Besides the formula section, we also have a metadata section in the config file so that provides everything UI needs to render the chart (like the title of the chart, this is a percentage chart or a number chart and etc)
The UI app hits
/<:keyspace> with proper data asking for multiple formulas in batch for a given time period. The tsdb-ws service looks at the list of formulas, finds the dependency graph between formula and metrics, and based on that fetches the entire data with one call. The return values are decorated with metadata of the formula.
With this architecture, we don’t need any code change. Every time the experimenter needs more formulas to be shown in UI, we can easily add them into the repository, and it will be rendered as a chart in UI.

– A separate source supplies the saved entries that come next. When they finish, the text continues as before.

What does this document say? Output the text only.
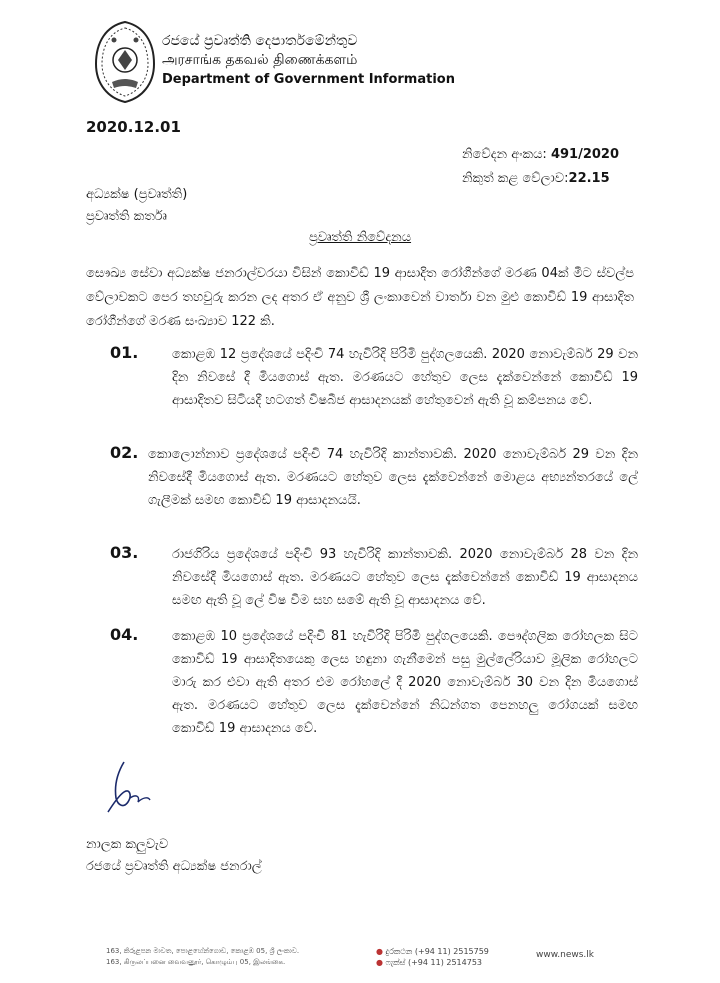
රජයේ ප්‍රවෘත්ති දෙපාර්තමේන්තුව
அரசாங்க தகவல் திணைக்களம்
Department of Government Information
2020.12.01
නිවේදන අංකය: 491/2020
නිකුත් කළ වේලාව:22.15
අධ්‍යක්ෂ (ප්‍රවෘත්ති)
ප්‍රවෘත්ති කර්තෘ
ප්‍රවෘත්ති නිවේදනය
සෞඛ්‍ය සේවා අධ්‍යක්ෂ ජනරාල්වරයා විසින් කොවිඩ් 19 ආසාදිත රෝගීන්ගේ මරණ 04ක් මීට ස්වල්ප වේලාවකට පෙර තහවුරු කරන ලද අතර ඒ අනුව ශ්‍රී ලංකාවෙන් වාර්තා වන මුළු කොවිඩ් 19 ආසාදිත රෝගීන්ගේ මරණ සංඛ්‍යාව 122 කි.
01.	කොළඹ 12 ප්‍රදේශයේ පදිංචි 74 හැවිරිදි පිරිමි පුද්ගලයෙකි. 2020 නොවැම්බර් 29 වන දින නිවසේ දී මියගොස් ඇත. මරණයට හේතුව ලෙස දැක්වෙන්නේ කොවිඩ් 19 ආසාදිතව සිටියදී හටගත් විෂබීජ ආසාදනයක් හේතුවෙන් ඇති වූ කම්පනය වේ.
02. කොලොන්නාව ප්‍රදේශයේ පදිංචි 74 හැවිරිදි කාන්තාවකි. 2020 නොවැම්බර් 29 වන දින නිවසේදී මියගොස් ඇත. මරණයට හේතුව ලෙස දැක්වෙන්නේ මොළය අභ්‍යන්තරයේ ලේ ගැලීමක් සමඟ කොවිඩ් 19 ආසාදනයයි.
03.	රාජගිරිය ප්‍රදේශයේ පදිංචි 93 හැවිරිදි කාන්තාවකි. 2020 නොවැම්බර් 28 වන දින නිවසේදී මියගොස් ඇත. මරණයට හේතුව ලෙස දැක්වෙන්නේ කොවිඩ් 19 ආසාදනය සමඟ ඇති වූ ලේ විෂ වීම සහ සමේ ඇති වූ ආසාදනය වේ.
04.	කොළඹ 10 ප්‍රදේශයේ පදිංචි 81 හැවිරිදි පිරිමි පුද්ගලයෙකි. පෞද්ගලික රෝහලක සිට කොවිඩ් 19 ආසාදිතයෙකු ලෙස හඳුනා ගැනීමෙන් පසු මුල්ලේරියාව මූලික රෝහලට මාරු කර එවා ඇති අතර එම රෝහලේ දී 2020 නොවැම්බර් 30 වන දින මියගොස් ඇත. මරණයට හේතුව ලෙස දැක්වෙන්නේ නිධන්ගත පෙනහලු රෝගයක් සමඟ කොවිඩ් 19 ආසාදනය වේ.
නාලක කලුවැව
රජයේ ප්‍රවෘත්ති අධ්‍යක්ෂ ජනරාල්
163, කිරුළපන මාවත, පොළහේන්ගොඩ, කොළඹ 05, ශ්‍රී ලංකාව.
163, கிருலப்பனை வைவனூர், கொழும்பு 05, இலங்கை.
● දුරකථන (+94 11) 2515759
● ෆැක්ස් (+94 11) 2514753
www.news.lk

Also, this setup helped us to have a smooth transition from KairosDB to M3DB. The UI doesn’t need to know what is the underlying database we are using. When we felt M3DB is ready and we have a proper setup, we just switch the flag in tsdb-ws to use M3DB and UI didn’t even know about it.
We started to build a highly available monitoring system for Expo around two years ago. For the last two years, our architecture adapted to different circumstances. The current system is working smoothly and we have plans to make sure it’s scalable for our next 10x traffic. We are now confident that this is the right strategy to take for us and for our clients.